The exec also spent much of the call talking about future business possibilities for Formula One, the grand prix racing giant that Liberty Media last year acquired for $4.4 billion. Maffei alluded to a planned offering of Liberty Formula One common stock to institutional investors, thought to be worth around $750 million in value.
"We have no update, but once we have some news, we will let you know," Maffei told analysts. Liberty Media closed the deal to acquire Formula One in January, and promptly replaced Bernie Ecclestone as CEO of the racing giant with former DirecTV boss and longtime Rupert Murdoch lieutenant Chase Carey.
The company added sporting and commercial expertise under former ESPN exec Sean Bratches, who was named as managing director for commercial operations at the U.K.-based motorsports giant.

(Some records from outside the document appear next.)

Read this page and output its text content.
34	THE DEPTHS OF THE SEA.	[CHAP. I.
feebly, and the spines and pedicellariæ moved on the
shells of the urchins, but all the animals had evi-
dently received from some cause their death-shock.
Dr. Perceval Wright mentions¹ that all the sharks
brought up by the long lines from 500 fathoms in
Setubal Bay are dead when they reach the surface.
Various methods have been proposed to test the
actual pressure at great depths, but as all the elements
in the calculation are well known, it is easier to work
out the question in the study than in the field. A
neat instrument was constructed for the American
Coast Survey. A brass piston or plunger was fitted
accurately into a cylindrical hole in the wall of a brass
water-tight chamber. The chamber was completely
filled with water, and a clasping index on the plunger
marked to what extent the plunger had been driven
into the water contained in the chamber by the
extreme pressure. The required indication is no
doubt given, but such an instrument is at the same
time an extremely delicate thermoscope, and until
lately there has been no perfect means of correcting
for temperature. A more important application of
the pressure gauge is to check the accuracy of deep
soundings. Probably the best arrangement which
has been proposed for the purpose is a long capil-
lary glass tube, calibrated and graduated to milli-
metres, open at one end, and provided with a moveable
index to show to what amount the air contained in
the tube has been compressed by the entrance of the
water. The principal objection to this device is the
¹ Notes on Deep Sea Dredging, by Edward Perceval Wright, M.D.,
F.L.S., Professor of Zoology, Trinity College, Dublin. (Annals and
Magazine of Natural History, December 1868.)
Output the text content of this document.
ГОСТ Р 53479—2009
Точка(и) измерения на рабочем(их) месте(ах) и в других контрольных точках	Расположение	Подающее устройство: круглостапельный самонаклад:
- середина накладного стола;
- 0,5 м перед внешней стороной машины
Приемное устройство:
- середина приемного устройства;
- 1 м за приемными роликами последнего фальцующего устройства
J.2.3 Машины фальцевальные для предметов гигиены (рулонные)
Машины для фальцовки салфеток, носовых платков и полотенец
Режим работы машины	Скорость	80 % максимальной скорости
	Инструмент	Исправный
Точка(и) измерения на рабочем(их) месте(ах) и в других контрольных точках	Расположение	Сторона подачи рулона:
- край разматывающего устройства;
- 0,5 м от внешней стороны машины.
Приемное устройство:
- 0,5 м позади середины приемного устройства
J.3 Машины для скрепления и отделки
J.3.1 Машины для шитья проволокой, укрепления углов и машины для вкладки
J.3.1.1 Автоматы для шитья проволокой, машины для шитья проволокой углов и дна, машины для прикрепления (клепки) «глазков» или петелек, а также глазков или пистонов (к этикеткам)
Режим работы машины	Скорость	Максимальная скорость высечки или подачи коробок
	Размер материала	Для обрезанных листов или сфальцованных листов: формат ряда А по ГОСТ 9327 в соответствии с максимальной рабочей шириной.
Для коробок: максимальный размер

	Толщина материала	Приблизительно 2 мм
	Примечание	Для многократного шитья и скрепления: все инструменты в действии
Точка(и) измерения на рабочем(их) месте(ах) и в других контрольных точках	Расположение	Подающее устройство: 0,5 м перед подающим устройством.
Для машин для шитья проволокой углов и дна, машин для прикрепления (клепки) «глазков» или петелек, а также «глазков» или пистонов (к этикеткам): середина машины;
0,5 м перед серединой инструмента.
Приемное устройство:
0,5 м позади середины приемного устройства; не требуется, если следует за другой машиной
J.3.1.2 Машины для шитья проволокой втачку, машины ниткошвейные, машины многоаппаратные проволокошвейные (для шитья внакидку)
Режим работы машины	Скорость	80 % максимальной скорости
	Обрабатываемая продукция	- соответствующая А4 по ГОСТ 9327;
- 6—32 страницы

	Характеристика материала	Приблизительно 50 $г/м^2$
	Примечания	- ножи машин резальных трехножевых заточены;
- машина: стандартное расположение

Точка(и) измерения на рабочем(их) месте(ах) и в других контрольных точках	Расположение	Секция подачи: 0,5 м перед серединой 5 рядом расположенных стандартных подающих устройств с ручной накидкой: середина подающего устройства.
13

Carey said Liberty Media aimed to make events "bigger, broader and more exciting," not least with new video platforms.
Formula One will expand to 21 races in 2018. Carey also reiterated the goal of launching an eventual OTT service for Formula One down the road, while maintaining it remains a "work in progress."
Back on the results side, adjusted operating income before depreciation and amortization, another profitability metric, reached $467 million, compared with $391 million in the year-ago period.
Liberty Media also reported a quarterly revenue gain of 17 percent from $1.20 billion to $1.40 billion. On the cable front, Maffei saw little reason to get alarmed over a MoffettNathanson report last week that estimated 762,000 subscribers canceled their cable or satellite TV service in the first quarter.
The exec said it was inevitable that younger consumers especially are migrating to new digital players like YouTube Red, DirecTV Now, Dish's Sling TV and Sony's PlayStation Vue to view video content on mobile phones and other digital platforms as the industry evolves. "Some of that is natural, and fits the diversity of the marketplace," Maffei said.
Brahm Eiley, an analyst with the Convergence Research Group, in his latest Battle for the North American Couch Potato report estimated 2016 saw a decline of 2.05 million U.S. TV subscribers against a 2015 decline of 1.16 million subscribers. He forecast a decline of 2.11 million American TV subscribers in 2017.
"For programmers there are many new players to sell to, then again not all of them offer advertising. And for cable, satellite and telco TV access providers, cord-cutters and cord nevers are becoming an increasing issue," Eiley said.
May 9, 1:30 p.m. Updated with comments by Maffei to analysts during the conference call.